Fue en este contexto que recibimos un llamado del Fondo audiovisual el pasado jueves, diciéndonos que finalmente nos darían el Fondo de difusión del cine chileno, decisión que se tomó tras una reunión del Consejo Audiovisual, donde se distribuyeron platas a proyectos que habían quedado en lista de espera y que se consideraron que debían ser financiados. Estamos seguros que la presión que se generó tras el cierre, hizo posible esta reevaluación.

Este fondo que ahora se nos otorga lo habíamos enfocado solamente en mantener en línea el sitio, pagando honorarios y colaboraciones externas. Dada las circunstancias de la urgencia por renovar la plataforma, nos veremos en la obligación de usar la mitad de este fondo para la renovación, sacrificando los -de todas maneras- exiguos sueldos que habíamos planteado en un proyecto que no da más de 10 millones de pesos.

Así, si bien este fondo nos permite volver a esta en línea, está lejos de ser una solución definitiva, por lo que nuestra idea de seguir buscando financiamiento por otras vías sigue estando en pie. Como también sigue estando en pie nuestra idea de seguir insistiendo en que deben mejorarse los criterios y ampliarse la cabida (y las platas, claro) hacia proyectos de esta índole. En un contexto tan brillante para el cine chileno, resulta urgente que se publiquen libros, se realicen investigaciones sobre todas las épocas, se protejan las cinetecas, se restauren películas, se potencien muestras y festivales regionales y se hable de cine chileno en escuelas y talleres. Es la única forma que se valore nuestro cine, que el público lo vea y que las glorias y validación no sólamente vengan desde afuera, desde Hollywood, Cannes, Berlín, etc.

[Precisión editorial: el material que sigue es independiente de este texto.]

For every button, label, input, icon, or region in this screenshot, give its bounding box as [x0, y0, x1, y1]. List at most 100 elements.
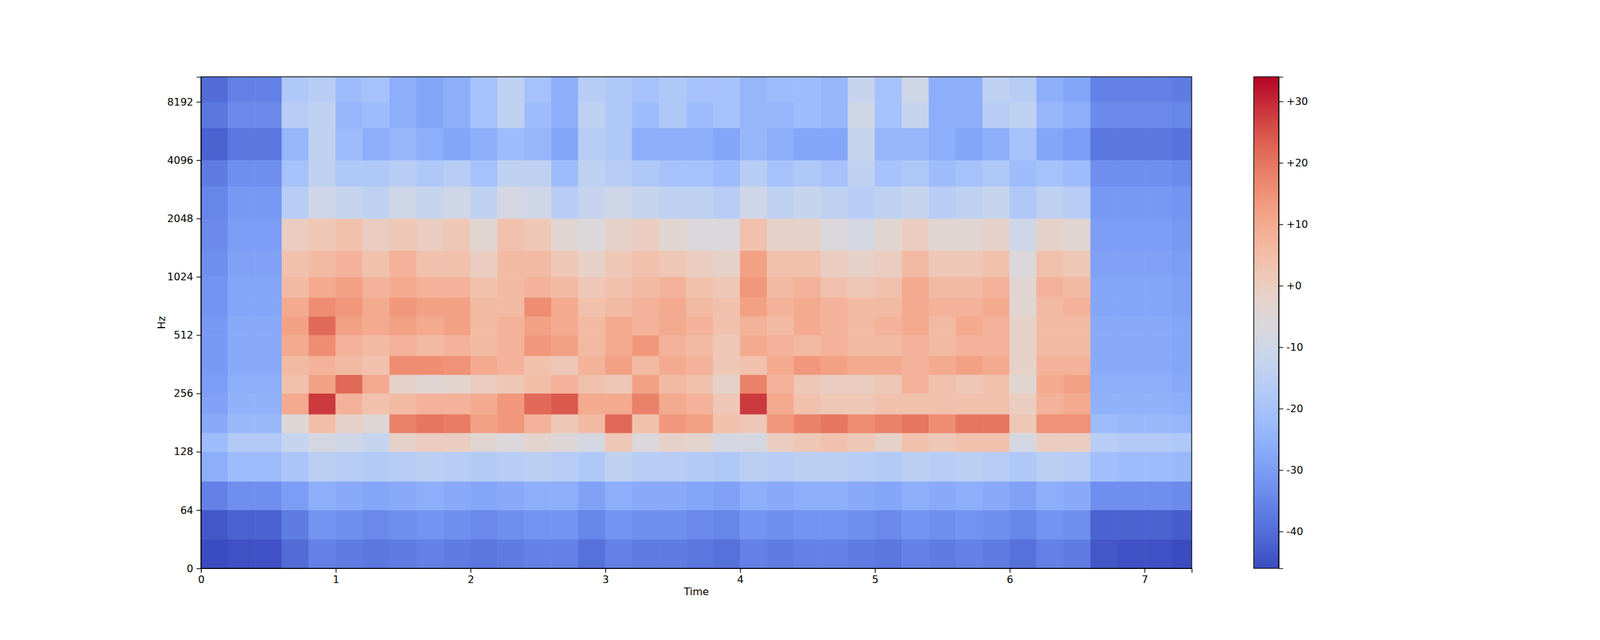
heatmap-cell	[389, 414, 417, 433]
heatmap-cell	[497, 538, 525, 569]
heatmap-cell	[1144, 393, 1172, 415]
heatmap-cell	[659, 101, 687, 128]
heatmap-cell	[901, 76, 929, 102]
heatmap-cell	[524, 355, 552, 375]
heatmap-cell	[1171, 316, 1192, 335]
heatmap-cell	[848, 297, 875, 317]
tick-mark	[874, 568, 876, 573]
heatmap-cell	[901, 510, 929, 540]
heatmap-cell	[443, 481, 471, 511]
heatmap-cell	[362, 510, 390, 540]
heatmap-cell	[712, 218, 740, 251]
heatmap-cell	[470, 297, 498, 317]
heatmap-cell	[1144, 186, 1172, 219]
heatmap-cell	[1090, 414, 1118, 433]
heatmap-cell	[470, 276, 498, 297]
heatmap-cell	[794, 510, 822, 540]
heatmap-cell	[1036, 538, 1064, 569]
heatmap-cell	[739, 250, 767, 277]
heatmap-cell	[821, 186, 848, 219]
heatmap-cell	[1171, 538, 1192, 569]
heatmap-cell	[336, 76, 363, 102]
heatmap-cell	[227, 451, 255, 482]
heatmap-cell	[470, 335, 498, 356]
heatmap-cell	[1144, 355, 1172, 375]
heatmap-cell	[1090, 76, 1118, 102]
heatmap-cell	[524, 393, 552, 415]
heatmap-cell	[686, 101, 713, 128]
heatmap-cell	[497, 160, 525, 187]
heatmap-cell	[848, 101, 875, 128]
heatmap-cell	[632, 538, 660, 569]
heatmap-cell	[1009, 481, 1037, 511]
heatmap-cell	[821, 481, 848, 511]
heatmap-cell	[389, 218, 417, 251]
heatmap-cell	[767, 355, 795, 375]
heatmap-cell	[874, 393, 902, 415]
heatmap-cell	[362, 316, 390, 335]
heatmap-cell	[1036, 186, 1064, 219]
heatmap-cell	[200, 374, 228, 393]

Porque el cine no solamente nos hacen pasar un buen rato, sino también puede hacernos pensar, reflexionar sobre nuestra realidad. Ahí está el ejemplo de Una mujer fantástica, cuyo éxito radica básicamente en ello. Si no se impulsa esto, todo estas películas quedarán como ejemplos pasajeros, como casos aislados en un momento donde se produce mucho, pero se observa y se respeta poco, justamente por el pobre impulso que se ha dado a todo lo que no sea el hacer y exhibir una película.

Y no es tan complicado. Casi todos estos tipos de proyectos, seguramente, no valen más que organizar una fiesta en Cannes, un cóctel en Berlín o cualquier otra actividad oficial que se realiza para difundir grandilocuentemente el cine chileno en el extranjero. Solo hace falta mayor voluntad política.

Estamos de vuelta y esperamos que definitivamente.

Viva el Cine Chileno y Cinechile.cl.